Em sua pesquisa, investigou como a psicanálise era representada pela sociedade parisiense, com o objetivo de explorar o conjunto de ideias coletivas que possibilitaram a apreensão desse conceito científico por diferentes grupos sociais. Neste contexto, apresentou as RS como fenômenos particulares que compõem o senso comum e criam determinada realidade, circulando como entidades quase tangíveis na comunicação e nas ações dos indivíduos (MOSCOVICI, 2012). Esses fenômenos conduzem a análise dos assuntos cotidianos, originando um tipo de saber prático que tem por finalidade traduzir algo incomum para algo corrente.
Os mecanismos de produção e reestruturação desses fenômenos se configuram por meio do que Moscovici (2012) denomina de objetivação e ancoragem, processos articulados, porém sem comprometimento de ordenação nem hierarquia, que transformam a informação abstrata em algo existente no mundo físico (objetivação) e ajustam sua singularidade a um contexto já conhecido (ancoragem), que se refletem nas práticas sociais (MOSCOVICI, 2012).
Advinda de uma posição mista no encadeamento de uma série de conceitos sociológicos e psicológicos, a TRS tem sido tratada por diferentes áreas de conhecimento, o que permitiu profusos olhares para suas concepções e fomentou distintas contribuições à teoria. Estas se configuraram como abordagens complementares à TRS, dentre as quais, por interesse do presente trabalho, trataremos com maior amplitude da perspectiva estrutural.
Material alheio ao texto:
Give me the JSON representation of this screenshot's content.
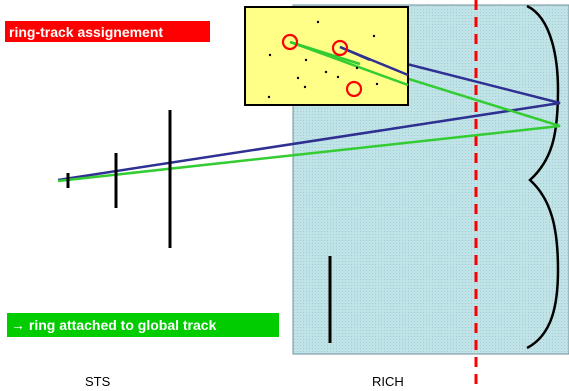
{
  "title": "ring-track assignement",
  "caption": "→ ring attached to global track",
  "detectors": {
    "sts_label": "STS",
    "rich_label": "RICH"
  },
  "colors": {
    "title_bg": "#ff0000",
    "caption_bg": "#00cc00",
    "rich_volume": "#bfe3e6",
    "photodetector_plane": "#ffff88",
    "track_reconstructed": "#2e3092",
    "track_projected": "#33cc33",
    "ring_marker": "#ff0000",
    "beam_axis": "#ff0000"
  }
}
A abordagem estrutural contou com os estudos de Jean-Claude Abric (ABRIC, 1993, 1998), que apuravam as características cognitivo-estruturais de RS e contribuíram na elaboração da Teoria do Núcleo Central (TNC) (SÁ, 1996). Segundo a teoria, "[...] uma representação é composta de um conteúdo e de uma organização ou estrutura, essa última dividida em dois sistemas (núcleo central e elementos periféricos), cada um assegurando diferentes funções" (CAMPOS, 2017, p. 790). Esses elementos estruturais possuem papéis específicos e complementares: um "[...] sistema central (o núcleo central), cuja determinação é essencialmente social, ligada às condições históricas, sociológicas e ideológicas" (ABRIC, 1998, p. 33), congruente a um conjunto de valores e normas, que atribui significado à RS; e um "[...] sistema periférico, [...] associado às características individuais e ao contexto imediato e contingente, nos quais os indivíduos estão inseridos" (ABRIC, 1998, p. 33).
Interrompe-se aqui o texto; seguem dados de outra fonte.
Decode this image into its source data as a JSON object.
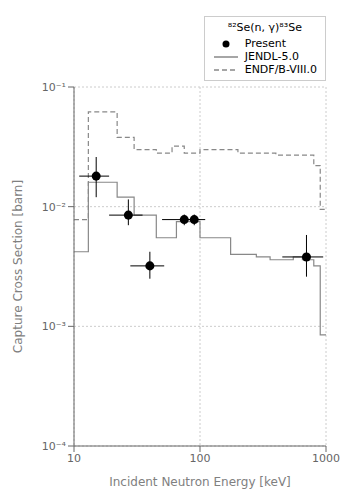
{
  "chart_data": {
    "type": "line",
    "xlabel": "Incident Neutron Energy [keV]",
    "ylabel": "Capture Cross Section [barn]",
    "legend_title": "⁸²Se(n, γ)⁸³Se",
    "log": true,
    "xlim": [
      10,
      1000
    ],
    "ylim": [
      0.0001,
      0.1
    ],
    "xticks": [
      10,
      100,
      1000
    ],
    "yticks": [
      {
        "value": 0.0001,
        "label": "10⁻⁴"
      },
      {
        "value": 0.001,
        "label": "10⁻³"
      },
      {
        "value": 0.01,
        "label": "10⁻²"
      },
      {
        "value": 0.1,
        "label": "10⁻¹"
      }
    ],
    "grid": true,
    "legend": "upper right",
    "series": [
      {
        "name": "Present",
        "type": "scatter",
        "color": "black",
        "marker": "o",
        "x": [
          15,
          27,
          40,
          75,
          90,
          700
        ],
        "values": [
          0.018,
          0.0085,
          0.0032,
          0.0078,
          0.0078,
          0.0038
        ],
        "xerr_lo": [
          4,
          8,
          12,
          25,
          20,
          250
        ],
        "xerr_hi": [
          4,
          8,
          12,
          25,
          20,
          250
        ],
        "yerr_lo": [
          0.006,
          0.0015,
          0.0007,
          0.0008,
          0.0008,
          0.0012
        ],
        "yerr_hi": [
          0.008,
          0.003,
          0.001,
          0.0008,
          0.0008,
          0.002
        ]
      },
      {
        "name": "JENDL-5.0",
        "type": "line",
        "color": "#888888",
        "line_style": "solid",
        "x": [
          10,
          13,
          13,
          22,
          22,
          30,
          30,
          45,
          45,
          65,
          65,
          100,
          100,
          175,
          175,
          280,
          280,
          360,
          360,
          550,
          550,
          650,
          650,
          800,
          800,
          900,
          900,
          1000
        ],
        "values": [
          0.0042,
          0.0042,
          0.016,
          0.016,
          0.012,
          0.012,
          0.0085,
          0.0085,
          0.0055,
          0.0055,
          0.0075,
          0.0075,
          0.0055,
          0.0055,
          0.004,
          0.004,
          0.0038,
          0.0038,
          0.0036,
          0.0036,
          0.0038,
          0.0038,
          0.0036,
          0.0036,
          0.0032,
          0.0032,
          0.00085,
          0.00085
        ]
      },
      {
        "name": "ENDF/B-VIII.0",
        "type": "line",
        "color": "#888888",
        "line_style": "dashed",
        "x": [
          10,
          13,
          13,
          22,
          22,
          30,
          30,
          45,
          45,
          60,
          60,
          75,
          75,
          100,
          100,
          140,
          140,
          200,
          200,
          300,
          300,
          400,
          400,
          600,
          600,
          800,
          800,
          900,
          900,
          1000
        ],
        "values": [
          0.0078,
          0.0078,
          0.062,
          0.062,
          0.038,
          0.038,
          0.03,
          0.03,
          0.028,
          0.028,
          0.032,
          0.032,
          0.028,
          0.028,
          0.03,
          0.03,
          0.03,
          0.03,
          0.028,
          0.028,
          0.028,
          0.028,
          0.027,
          0.027,
          0.027,
          0.027,
          0.022,
          0.022,
          0.0095,
          0.0095
        ]
      }
    ]
  }
}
Essas proposições relativas à estrutura organizacional de uma representação procuraram explicar duas de suas características, notoriamente contraditórias: "[...] as representações sociais são ao mesmo tempo estáveis e móveis, rígidas e flexíveis [...], são consensuais, mas também marcadas por fortes diferenças interindividuais" (ABRIC, 1993, p. 75, tradução nossa).
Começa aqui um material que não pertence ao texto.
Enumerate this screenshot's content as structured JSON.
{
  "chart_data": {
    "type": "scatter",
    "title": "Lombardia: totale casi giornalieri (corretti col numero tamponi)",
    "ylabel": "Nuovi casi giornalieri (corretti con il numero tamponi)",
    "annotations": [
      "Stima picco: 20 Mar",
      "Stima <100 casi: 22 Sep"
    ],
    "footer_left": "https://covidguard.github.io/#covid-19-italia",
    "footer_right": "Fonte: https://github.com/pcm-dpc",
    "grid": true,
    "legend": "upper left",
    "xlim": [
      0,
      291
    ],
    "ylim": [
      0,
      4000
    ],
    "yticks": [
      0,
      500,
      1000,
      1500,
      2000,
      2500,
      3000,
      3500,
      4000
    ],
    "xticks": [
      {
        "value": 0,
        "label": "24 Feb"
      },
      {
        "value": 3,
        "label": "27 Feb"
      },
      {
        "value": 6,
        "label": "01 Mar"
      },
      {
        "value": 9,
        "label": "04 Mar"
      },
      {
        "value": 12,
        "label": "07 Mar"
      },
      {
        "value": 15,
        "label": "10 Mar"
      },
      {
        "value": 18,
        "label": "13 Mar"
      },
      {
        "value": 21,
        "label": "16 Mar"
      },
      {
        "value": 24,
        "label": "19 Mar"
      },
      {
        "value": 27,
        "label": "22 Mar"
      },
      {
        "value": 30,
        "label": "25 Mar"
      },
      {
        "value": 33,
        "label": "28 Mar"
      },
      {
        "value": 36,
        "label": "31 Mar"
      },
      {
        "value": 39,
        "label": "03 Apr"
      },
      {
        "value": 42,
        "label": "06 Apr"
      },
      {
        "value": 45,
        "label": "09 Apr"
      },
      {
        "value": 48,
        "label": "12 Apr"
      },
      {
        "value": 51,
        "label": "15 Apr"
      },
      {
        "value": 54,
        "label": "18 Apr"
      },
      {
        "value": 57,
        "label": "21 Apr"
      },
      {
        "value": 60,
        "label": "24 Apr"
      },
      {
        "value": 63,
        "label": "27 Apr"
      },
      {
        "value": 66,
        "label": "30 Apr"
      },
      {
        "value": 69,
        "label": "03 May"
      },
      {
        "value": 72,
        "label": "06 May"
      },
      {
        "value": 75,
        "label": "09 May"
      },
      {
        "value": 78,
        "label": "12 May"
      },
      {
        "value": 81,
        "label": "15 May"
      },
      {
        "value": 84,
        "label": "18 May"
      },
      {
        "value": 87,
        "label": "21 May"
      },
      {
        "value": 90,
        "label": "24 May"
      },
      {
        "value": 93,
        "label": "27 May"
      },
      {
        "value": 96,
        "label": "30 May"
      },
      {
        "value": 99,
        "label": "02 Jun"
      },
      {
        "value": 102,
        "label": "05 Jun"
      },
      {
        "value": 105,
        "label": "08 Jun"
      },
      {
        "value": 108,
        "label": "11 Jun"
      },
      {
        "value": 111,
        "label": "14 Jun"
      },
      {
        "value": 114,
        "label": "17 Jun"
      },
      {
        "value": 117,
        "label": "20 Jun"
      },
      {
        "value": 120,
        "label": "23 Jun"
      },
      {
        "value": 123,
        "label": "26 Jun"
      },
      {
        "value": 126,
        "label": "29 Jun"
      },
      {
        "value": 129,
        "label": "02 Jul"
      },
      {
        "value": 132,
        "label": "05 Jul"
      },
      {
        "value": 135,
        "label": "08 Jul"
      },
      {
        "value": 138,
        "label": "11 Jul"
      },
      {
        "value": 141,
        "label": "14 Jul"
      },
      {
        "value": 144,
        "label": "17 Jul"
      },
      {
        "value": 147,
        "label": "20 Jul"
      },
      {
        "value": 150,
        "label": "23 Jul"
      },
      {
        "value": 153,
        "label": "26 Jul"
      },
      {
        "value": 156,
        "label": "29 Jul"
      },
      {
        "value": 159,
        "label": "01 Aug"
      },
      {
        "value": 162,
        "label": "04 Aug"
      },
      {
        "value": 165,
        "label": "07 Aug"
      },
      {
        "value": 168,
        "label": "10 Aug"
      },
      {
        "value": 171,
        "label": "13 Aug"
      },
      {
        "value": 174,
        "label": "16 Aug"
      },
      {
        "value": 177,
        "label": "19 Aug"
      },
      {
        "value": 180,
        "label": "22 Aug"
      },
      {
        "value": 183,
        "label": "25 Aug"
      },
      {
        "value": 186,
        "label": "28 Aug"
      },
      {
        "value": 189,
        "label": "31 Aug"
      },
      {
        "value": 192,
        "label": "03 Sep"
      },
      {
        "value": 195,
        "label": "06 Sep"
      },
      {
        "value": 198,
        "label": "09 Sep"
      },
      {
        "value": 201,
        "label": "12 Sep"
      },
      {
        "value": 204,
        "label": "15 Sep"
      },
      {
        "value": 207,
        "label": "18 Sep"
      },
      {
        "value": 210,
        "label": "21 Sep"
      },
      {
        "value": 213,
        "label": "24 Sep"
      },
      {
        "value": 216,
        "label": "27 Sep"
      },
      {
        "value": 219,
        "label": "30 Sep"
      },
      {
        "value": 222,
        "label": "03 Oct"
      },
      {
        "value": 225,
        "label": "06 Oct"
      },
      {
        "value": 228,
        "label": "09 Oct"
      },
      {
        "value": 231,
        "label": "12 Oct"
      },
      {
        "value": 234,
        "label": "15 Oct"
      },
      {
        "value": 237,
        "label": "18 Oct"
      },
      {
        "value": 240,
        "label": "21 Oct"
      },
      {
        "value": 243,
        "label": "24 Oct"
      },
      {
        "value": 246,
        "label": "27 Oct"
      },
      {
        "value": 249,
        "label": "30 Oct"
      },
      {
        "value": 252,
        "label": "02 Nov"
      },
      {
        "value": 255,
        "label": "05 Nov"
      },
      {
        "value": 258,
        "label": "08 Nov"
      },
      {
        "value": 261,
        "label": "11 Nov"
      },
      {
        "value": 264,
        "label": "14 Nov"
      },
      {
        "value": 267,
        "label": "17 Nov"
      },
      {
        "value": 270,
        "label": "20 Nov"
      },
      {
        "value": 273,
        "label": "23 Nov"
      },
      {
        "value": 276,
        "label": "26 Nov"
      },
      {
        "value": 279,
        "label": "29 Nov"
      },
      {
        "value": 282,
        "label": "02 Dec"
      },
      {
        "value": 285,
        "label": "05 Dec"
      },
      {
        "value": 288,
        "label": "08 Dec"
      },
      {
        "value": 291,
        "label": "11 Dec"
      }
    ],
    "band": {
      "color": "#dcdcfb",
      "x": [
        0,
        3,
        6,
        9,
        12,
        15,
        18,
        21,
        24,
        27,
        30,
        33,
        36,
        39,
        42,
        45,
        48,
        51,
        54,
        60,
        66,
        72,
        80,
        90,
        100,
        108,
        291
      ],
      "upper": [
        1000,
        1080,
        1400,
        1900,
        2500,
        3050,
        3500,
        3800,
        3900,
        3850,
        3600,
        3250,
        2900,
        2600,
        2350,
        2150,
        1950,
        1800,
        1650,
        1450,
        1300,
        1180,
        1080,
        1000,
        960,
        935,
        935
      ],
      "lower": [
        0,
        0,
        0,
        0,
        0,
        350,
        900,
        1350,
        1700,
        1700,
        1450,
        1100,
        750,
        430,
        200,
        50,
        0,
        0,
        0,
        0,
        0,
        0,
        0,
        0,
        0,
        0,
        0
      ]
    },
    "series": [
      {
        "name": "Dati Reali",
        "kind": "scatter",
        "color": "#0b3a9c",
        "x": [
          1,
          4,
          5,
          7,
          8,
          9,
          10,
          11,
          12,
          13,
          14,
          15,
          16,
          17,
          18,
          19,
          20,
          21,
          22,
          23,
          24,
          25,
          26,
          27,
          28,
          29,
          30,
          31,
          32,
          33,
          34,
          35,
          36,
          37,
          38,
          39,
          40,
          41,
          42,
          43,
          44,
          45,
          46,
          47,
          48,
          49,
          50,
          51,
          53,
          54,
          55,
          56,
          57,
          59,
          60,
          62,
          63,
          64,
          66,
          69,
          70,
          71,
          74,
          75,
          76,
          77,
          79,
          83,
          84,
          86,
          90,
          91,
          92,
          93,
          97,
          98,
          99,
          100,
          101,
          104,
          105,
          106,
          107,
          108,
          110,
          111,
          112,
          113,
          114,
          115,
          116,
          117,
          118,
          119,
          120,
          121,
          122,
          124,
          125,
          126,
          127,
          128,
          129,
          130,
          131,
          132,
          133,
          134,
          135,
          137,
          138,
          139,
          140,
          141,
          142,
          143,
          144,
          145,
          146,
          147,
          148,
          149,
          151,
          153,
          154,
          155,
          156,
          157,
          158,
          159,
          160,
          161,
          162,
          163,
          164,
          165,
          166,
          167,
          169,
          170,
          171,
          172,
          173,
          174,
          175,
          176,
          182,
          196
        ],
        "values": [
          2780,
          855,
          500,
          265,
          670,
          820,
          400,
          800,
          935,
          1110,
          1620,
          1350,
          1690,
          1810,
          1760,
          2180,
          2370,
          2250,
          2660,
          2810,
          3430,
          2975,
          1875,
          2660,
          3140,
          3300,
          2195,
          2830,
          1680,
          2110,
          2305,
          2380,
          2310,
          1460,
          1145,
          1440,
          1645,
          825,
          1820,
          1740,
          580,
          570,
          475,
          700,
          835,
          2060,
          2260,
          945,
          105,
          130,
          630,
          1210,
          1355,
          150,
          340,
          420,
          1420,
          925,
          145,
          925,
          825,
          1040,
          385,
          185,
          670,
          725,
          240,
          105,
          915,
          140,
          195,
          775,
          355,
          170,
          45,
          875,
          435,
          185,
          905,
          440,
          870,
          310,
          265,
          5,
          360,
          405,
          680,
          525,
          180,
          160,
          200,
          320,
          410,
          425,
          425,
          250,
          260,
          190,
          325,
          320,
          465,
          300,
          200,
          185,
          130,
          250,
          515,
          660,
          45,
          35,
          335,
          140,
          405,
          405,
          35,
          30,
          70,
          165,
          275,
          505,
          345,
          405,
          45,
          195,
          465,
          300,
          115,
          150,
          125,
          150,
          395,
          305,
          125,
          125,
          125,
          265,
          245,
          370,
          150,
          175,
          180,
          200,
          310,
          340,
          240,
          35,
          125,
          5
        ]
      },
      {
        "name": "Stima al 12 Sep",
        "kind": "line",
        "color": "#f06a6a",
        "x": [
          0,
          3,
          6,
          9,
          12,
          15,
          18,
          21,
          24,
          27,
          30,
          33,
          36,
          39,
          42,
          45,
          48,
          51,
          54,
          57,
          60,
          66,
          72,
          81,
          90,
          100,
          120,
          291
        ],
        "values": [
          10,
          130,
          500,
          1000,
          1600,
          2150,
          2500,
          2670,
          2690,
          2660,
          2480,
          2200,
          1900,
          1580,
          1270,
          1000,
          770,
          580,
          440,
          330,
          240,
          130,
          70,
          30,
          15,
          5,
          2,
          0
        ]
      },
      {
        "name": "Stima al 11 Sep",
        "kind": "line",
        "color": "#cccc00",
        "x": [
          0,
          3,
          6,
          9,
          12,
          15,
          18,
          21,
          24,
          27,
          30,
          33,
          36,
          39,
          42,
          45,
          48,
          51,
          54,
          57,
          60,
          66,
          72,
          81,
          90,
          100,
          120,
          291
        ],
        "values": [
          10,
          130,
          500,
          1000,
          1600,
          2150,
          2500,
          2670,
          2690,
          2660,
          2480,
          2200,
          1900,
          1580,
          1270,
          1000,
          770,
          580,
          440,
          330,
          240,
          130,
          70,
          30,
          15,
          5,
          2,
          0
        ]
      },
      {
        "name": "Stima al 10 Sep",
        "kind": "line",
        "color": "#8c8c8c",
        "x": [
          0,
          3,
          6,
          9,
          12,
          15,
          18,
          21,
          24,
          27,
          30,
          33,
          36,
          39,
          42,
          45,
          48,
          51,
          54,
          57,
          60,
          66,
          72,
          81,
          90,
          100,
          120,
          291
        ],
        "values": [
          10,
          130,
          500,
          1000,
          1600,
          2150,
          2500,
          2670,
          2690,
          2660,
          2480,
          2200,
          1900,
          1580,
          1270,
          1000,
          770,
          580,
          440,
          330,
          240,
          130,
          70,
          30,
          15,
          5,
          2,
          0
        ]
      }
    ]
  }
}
Baseados nessas proposições, alguns pesquisadores desenvolveram contribuições no planejamento de métodos para o apontamento do conteúdo das RS e sinalização do provável núcleo central (NC). Neste contexto, apresentam-se bastante profícuos os trabalhos de Pierre Vergès (VERGÈS, 1992 apud SÁ, 1996, p. 177). Na promoção de um método de análise, esse autor combinou alguns atributos de memorações produzidas a partir de um termo indutor. Esse conjunto metodológico de trabalho, como destaca Sá (1996, p. 177), por mais objetivo e criterioso que possa parecer, não parece suficiente para dar conta da uma percepção global do fenômeno representacional, porém, sugere que, na sua ausência, "[...] abre-se um perigoso espaço para avaliações meramente impressionistas da importância relativa das diferentes cognições para a organização da representação", sendo sua aplicação necessária aos estágios iniciais de uma abordagem plurimetodológica nos estudos de Representações Sociais.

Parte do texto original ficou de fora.